This weekend I was sent an enormous box of giant juicy Kordia cherries by Adventures in Fruit. Saturday, Sunday and Monday I ate a kilo a day by myself: I had purple stained fingers and lips but I just couldn’t stop. It got to the point that I wouldn’t have enough cherries left over to create a recipe.
Cherries were introduced to Britain ever since Henry VIII tasted them in Flanders but the genus (related to plums) originally came from Anatolia/Central Turkey where cherries are so common that they juice them. Unfortunately, they tend to be very expensive in the UK and the season is short. These Kordia cherries are particularly sweet with shiny dark burgundy skins. It is almost a shame to cook them when they taste so brilliant eaten raw. Kordia cherries are British and grown at an award winning farm in Kent called Mansfields. The cherries are currently available at food branches of Marks and Spencer.
In Russia (and I did this for my Russian supper club a few years ago) they often pair a sour cherry sauce with white fish such as sturgeon. Cherries, sometimes dried and salted, are widely used in Persian cuisine.
I generally include at least one cherry recipe in my cookbooks, sometimes with a combination of sweet and sour cherries. One of my favourite recipes in MsMarmitelover’s Secret Tea Party is the sour cherry baked alaska/artic roll plus a cherry brandy concoction. I also include another blondie recipe in the book, which was so successful with tasters that I’ve decided to develop a white chocolate cherry blondie with a hint of rum. Think of a black forest gateau after it has snowed.
Blondies are brownies’ fun, slightly lower-class sister. I’m not a chocolate snob – I adore white chocolate, which isn’t really chocolate at all but some kind of chocolate lard. Anyway, you’ll LOVE this recipe. You can leave the stems on if you like, I did both, but make sure you pit the cherries using a cherry pitter or a sharp knife, you don’t want dentistry bills.
White Chocolate Cherry Rum Blondies recipe
20 cm square pan or brownie pan.
120g of soft room temperature butter (salted or unsalted), cubed
250g soft brown sugar
2 capfuls of rum
1 large egg, beaten
125g plain white flour
1 tsp of vanilla salt (or 1/2 tsp of vanilla paste and 1/2 tsp of salt)
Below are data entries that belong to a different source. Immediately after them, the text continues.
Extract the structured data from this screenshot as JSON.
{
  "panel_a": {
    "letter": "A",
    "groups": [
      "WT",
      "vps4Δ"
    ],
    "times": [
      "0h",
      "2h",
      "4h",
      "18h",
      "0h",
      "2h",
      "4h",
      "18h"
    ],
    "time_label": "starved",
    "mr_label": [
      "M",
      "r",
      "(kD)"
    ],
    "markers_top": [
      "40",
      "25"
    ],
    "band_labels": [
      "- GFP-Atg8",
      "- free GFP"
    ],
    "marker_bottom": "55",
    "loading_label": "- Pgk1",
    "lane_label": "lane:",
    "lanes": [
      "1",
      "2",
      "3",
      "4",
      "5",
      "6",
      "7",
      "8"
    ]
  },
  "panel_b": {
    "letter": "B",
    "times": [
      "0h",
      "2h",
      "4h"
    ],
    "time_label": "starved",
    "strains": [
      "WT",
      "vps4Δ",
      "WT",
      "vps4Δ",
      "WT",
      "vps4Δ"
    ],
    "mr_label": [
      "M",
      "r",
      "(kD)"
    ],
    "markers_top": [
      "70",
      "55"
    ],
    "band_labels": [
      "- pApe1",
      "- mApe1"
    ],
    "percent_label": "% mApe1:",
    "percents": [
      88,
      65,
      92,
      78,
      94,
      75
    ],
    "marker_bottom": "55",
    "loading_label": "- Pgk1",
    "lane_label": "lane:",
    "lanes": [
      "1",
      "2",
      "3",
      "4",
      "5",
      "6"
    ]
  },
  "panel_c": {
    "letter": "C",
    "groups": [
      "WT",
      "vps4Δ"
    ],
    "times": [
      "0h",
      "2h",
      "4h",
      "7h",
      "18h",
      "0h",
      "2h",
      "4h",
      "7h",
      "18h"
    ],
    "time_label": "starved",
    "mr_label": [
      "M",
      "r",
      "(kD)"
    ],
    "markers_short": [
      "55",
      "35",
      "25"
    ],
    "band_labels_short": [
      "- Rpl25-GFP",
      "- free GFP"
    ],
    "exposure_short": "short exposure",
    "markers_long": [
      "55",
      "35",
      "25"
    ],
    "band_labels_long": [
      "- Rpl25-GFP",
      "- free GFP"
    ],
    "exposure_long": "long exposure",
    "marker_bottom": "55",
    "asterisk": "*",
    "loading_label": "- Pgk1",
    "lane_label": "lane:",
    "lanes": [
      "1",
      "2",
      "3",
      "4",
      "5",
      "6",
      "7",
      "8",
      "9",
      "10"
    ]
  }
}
200g of good quality white chocolate, chopped up roughly
200g of Kordia cherries, stoned, cut into quarters, some can be left whole with the stems left on.
Butter and flour the tin. In a stand mixer or by hand, beat together the butter and sugar until fluffy. Add the rum, beat again. Add the egg, beat again. Then tip in the flour and thoroughly mix. Add the vanilla salt then the white chocolate. Prepare the cherries by using a pitter or cutting them in half and prising out the stone.
Preheat the oven to 180ºc.
Pour the mixture into the pan, patting it so that it is spread evenly. Then push in the cherries at intervals into the blondie mixture. If using some whole pitted cherries, leave the stalks sticking out. The cherries will slightly poke above the mixture, but don’t worry the mix will rise during baking.
The reason I’m adding the cherries last minute is that they are so juicy that they stain the batter. If you don’t mind purple blondies you can put them in the mixing bowl/stand mixer with the rest of the ingredients! But I think the blondies are more attractive when the cherries are added afterwards.
Put the pan in the oven and bake for 40 to 45 minutes. You want them quite squidgy so don’t overbake but the mixture will firm up once it cools.
Cut into squares and serve!
Rum Sugar recipe
150g of soft brown sugar (or more, make the quantity you want)
50ml of rum (or more, if you like it stronger)
Rather than adding rum to the recipe you can infuse the sugar with rum or any alcohol. Spread the sugar (preferably brown) on to a baking try covered with parchment paper or a silpat and sprinkle it with rum. Bake on a low heat (not over 150c) for half an hour. Then remove from the oven and let it cool. Use the parchment paper or silpat to funnel the alcohol flavoured sugar into a jar. Keeps indefinitely.